Als hij zich afvraagt wat die blauwe schedel precies voorstelt en of het een hoofd van een borstbeeld is van een keizer of paus, onderbreekt de wedergeboren christenziel zijn eigen gedachtegang. “Ach, u hebt net van Zaligski’s Zetel geproefd”, hoort hij haar bijna meewarig opmerken, “en nu bent u geraakt door haar zeggingskracht. Dat strekt u tot eer, al is het haar niet echt gelukt om dichtbij het lichaam te komen, waarin we met elkaar zijn en het Zelf verlaten is. Het is mij als geheel iets te boeddhistisch. De ziel is voor mij het voor waar aannemen dat de mens op eigen kracht het niet redt, dat er een veel beter leven na de dood wacht en dat de geest in die ziel je laat weten dat je gered wordt op de Laatste Dag, De Heilige Geest. Het leven is voor boeddhisten een kooi, maar voor mij is het een geschenk, dat als je het zonder morren aanvaardt een zetel bevat in Jezus. De onvolmaaktheid van de wereld is geen toeval, mijnheer. De overschatting van de mens zelf ligt daaraan ten grondslag. Ooit was alles samen in Zijn Lichaam en nu resteert daar nog slechts een ziel van, een verlangen naar heling van alles dat in scherven ligt.
“Zolang het een verlangen blijft, ga ik een heel eind met u mee, mevrouw”, probeert de klant tussen haar getuigenis te komen. “Er is niks mis met die neiging om alles en iedereen lief te willen hebben, zodat er een eenheid kan ontstaan waarin we ons zielsgelukkig voelen. De ratio van een zelfstandig denkend mens kan ons dat evengoed aanbieden als die van het geloof in een God die alles al voor ons heeft uitgedacht. Zelfs ben ik geneigd om de logica van een drie-eenheid algemeen geldig te verklaren, waarin ons bewustzijn van een onderlinge band door middel van een superstitie bevestigd wordt. Als we daar tenminste het bedrog van willen doorzien als een schitterend tekort. Daardoor kwam ik ook deze winkel binnen. Namelijk met de hoop dat een ziel voorradig kon zijn, waarmee ik kan stoeien om van binnen te aanvaarden dat iedere rede waan is in het licht van ons verlangen naar de stilte in ons hoofd voor het puur genieten en louter geluk ervaren.”
“ Vindt u niet dat uw getuigenis van je zelf verlost worden de Zetel van Zaligski juist omlaag haalt,” verandert de klant zijn toon om daarna een mini-kruistocht te beginnen tegen het ‘ debunken’ van wat er aan kracht in ieder mens zelf aanwezig is om het helen binnen de eigen bovenkamer te houden. “Mevrouw, dat u een lus buiten u in uw leven nodig hebt, dat respecteer ik ten volle, en dat die lus bij u een schuilplaats in een oude profeet is, die u naar het einde der dagen meezeult, neem ik voor zoete koek. Maar de zetel, waar ik me zo-even in verdiepte, is van een hogere orde dan de angst voor het laatste oordeel het hoofd bieden met een mystieke eenwording.
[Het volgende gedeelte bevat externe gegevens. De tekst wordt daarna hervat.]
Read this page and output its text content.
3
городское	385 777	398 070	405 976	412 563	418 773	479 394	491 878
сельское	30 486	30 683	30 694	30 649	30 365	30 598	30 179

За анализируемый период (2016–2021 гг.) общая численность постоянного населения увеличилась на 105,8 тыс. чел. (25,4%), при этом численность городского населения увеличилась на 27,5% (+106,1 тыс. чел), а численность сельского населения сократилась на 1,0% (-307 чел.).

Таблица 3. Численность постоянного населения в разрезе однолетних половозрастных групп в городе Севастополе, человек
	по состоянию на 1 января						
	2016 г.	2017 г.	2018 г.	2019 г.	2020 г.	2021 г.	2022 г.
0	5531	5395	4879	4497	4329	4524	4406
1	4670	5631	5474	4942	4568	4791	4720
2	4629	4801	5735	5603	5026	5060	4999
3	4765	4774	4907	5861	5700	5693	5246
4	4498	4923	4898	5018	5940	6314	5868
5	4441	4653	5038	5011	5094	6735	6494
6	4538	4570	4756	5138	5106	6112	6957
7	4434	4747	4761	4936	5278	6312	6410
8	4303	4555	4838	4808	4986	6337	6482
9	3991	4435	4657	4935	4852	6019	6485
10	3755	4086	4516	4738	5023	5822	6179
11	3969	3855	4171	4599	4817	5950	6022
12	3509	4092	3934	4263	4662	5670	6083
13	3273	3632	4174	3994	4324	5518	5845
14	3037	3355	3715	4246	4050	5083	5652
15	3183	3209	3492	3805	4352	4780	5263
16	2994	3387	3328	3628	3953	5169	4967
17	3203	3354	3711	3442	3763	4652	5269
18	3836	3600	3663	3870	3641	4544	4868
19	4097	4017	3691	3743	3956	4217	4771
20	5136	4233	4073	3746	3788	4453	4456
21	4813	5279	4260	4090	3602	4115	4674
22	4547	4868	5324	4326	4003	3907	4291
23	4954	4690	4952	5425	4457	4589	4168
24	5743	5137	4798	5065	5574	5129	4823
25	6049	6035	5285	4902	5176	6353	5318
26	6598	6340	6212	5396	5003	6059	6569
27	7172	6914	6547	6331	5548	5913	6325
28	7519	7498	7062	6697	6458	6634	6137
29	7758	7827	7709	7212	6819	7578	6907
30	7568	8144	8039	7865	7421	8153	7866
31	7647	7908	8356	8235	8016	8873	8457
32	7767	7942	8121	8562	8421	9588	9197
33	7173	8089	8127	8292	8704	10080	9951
Het grijpt me aan wat ze schrijft. Alsof de ziel het vluchtigste is van alles wat een mens in zijn bestaan aan aanwezigheid kan ervaren van de grootste samenleving, het universum, terwijl het daar het continuüm, het grote verband, van zou zijn volgens de overlevering.”
“Precies,” valt de winkeliersvrouw hem in de rede, “Het Verbond, daar gaat het om, dat kan de ziel weer herstellen.”
“Dat bedoel ik niet,” legt hij haar wat kalmer uit, “zij schetst voor mij de beperking van ons bewustzijn van een hogere eenheid. De notie van een ziel kunnen we niet verder brengen dan de lege zetel waar de suggestie van een onstoffelijk wezen zich bevindt. Zoals we dat ook kunnen ervaren bij het bewustzijn deel uit te maken van een grotere eenheid dan de directe omgeving.”
Spontaan dicht hij:
Geheel gebroken
We waren broeders in een stam
onlosmakelijk verbonden
door het teken
van de bloedband
en nu in verre streken
voel ik me meer verwant
met de zielen van degenen
die mijn gedachten uitspreken
dan met mijn naasten in een gezin
dat een huishouding deelt als linking pin
op een schaal van steden, landen en werelddelen
die het lot van de ander nauwelijks wat kunnen schelen
omdat we de ziel niet herkennen in een aardkundig geheel
al spreken alle burgers met dezelfde stem als één keel.
“Het is allemaal loze verbeelding van een hogere plaats dan waar de mens zich bevindt in het continuüm van de tijd en ruimte die hij met de ander deelt”, licht hij zijn poëzie toe en ziet opeens in het oog het uiteinde van een geologische tijd-spiraal ontstaan, waarin de monnik langs zijn weg bomen plant die het bos vormen waarvan de hele boekwinkel leeft.